In the waning days of October, Olga Gornostay was on the verge of a career-shaping journey.

A fourth-year student in LIU Pharmacy’s PharmD program, she was counting down the days before heading to Israel to begin an international rotation at Shaare Zedek Medical Center in Jerusalem.

“I don’t know what to expect,” Gornostay said before she left. “I just want to see how everything works, how pharmacy operates in Israel.”

Gornostay is no stranger to international travel–she came to the U.S. from Ukraine 10 years ago–but traveling to Israel as a student pharmacist is a particularly exciting opportunity.

And, while Gornostay plans to practice in community pharmacy upon the completion of her degree at LIU, she’s looking forward to seeing how pharmacy is practiced in an Israeli hospital environment compared to the American setting she’s grown accustomed to.
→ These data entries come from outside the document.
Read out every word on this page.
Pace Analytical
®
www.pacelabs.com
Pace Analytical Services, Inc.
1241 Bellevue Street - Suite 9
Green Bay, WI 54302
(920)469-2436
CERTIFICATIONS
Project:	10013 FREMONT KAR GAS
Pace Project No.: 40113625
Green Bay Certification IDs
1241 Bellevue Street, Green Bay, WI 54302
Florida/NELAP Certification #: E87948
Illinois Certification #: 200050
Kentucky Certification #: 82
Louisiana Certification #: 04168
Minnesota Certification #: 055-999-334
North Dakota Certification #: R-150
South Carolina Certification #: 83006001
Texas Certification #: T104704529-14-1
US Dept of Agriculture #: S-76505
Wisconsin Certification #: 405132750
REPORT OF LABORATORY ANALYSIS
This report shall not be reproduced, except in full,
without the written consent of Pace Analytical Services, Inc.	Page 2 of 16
“I’m interested in seeing what interactions the pharmacists have with patients,” Gornostay said, “the differences in the health care systems, and even the legal side of pharmacy.

Gornostay’s trip is one of three scheduled to take place in the 2017-18 academic year as part of LIU Pharmacy’s international experiential elective rotation program. Another fourth-year student, Vera Berman, traveled to Austria this fall on a community pharmacy rotation, with an oncology rotation in Thailand scheduled for the spring semester.

“The health care field in Israel is one of the best in the world, I want to learn as much as I can.”

“It’s important to expose students to other cultures, and allow them to have different experiences with other health systems,” said Associate Professor of Pharmacy Practice Dr. Suzanna Gim, who also serves as LIU Pharmacy’s Director of International Affairs. “It helps them understand our health system better.”

For her part, Gornostay hopes that seeing her profession in the context of a different country’s health care system will broaden her understanding of pharmacy itself, putting her in a better position to thrive as she begins her career.

“The more I know about the medicine,” Gornostay said, “the more I can help myself and my family.”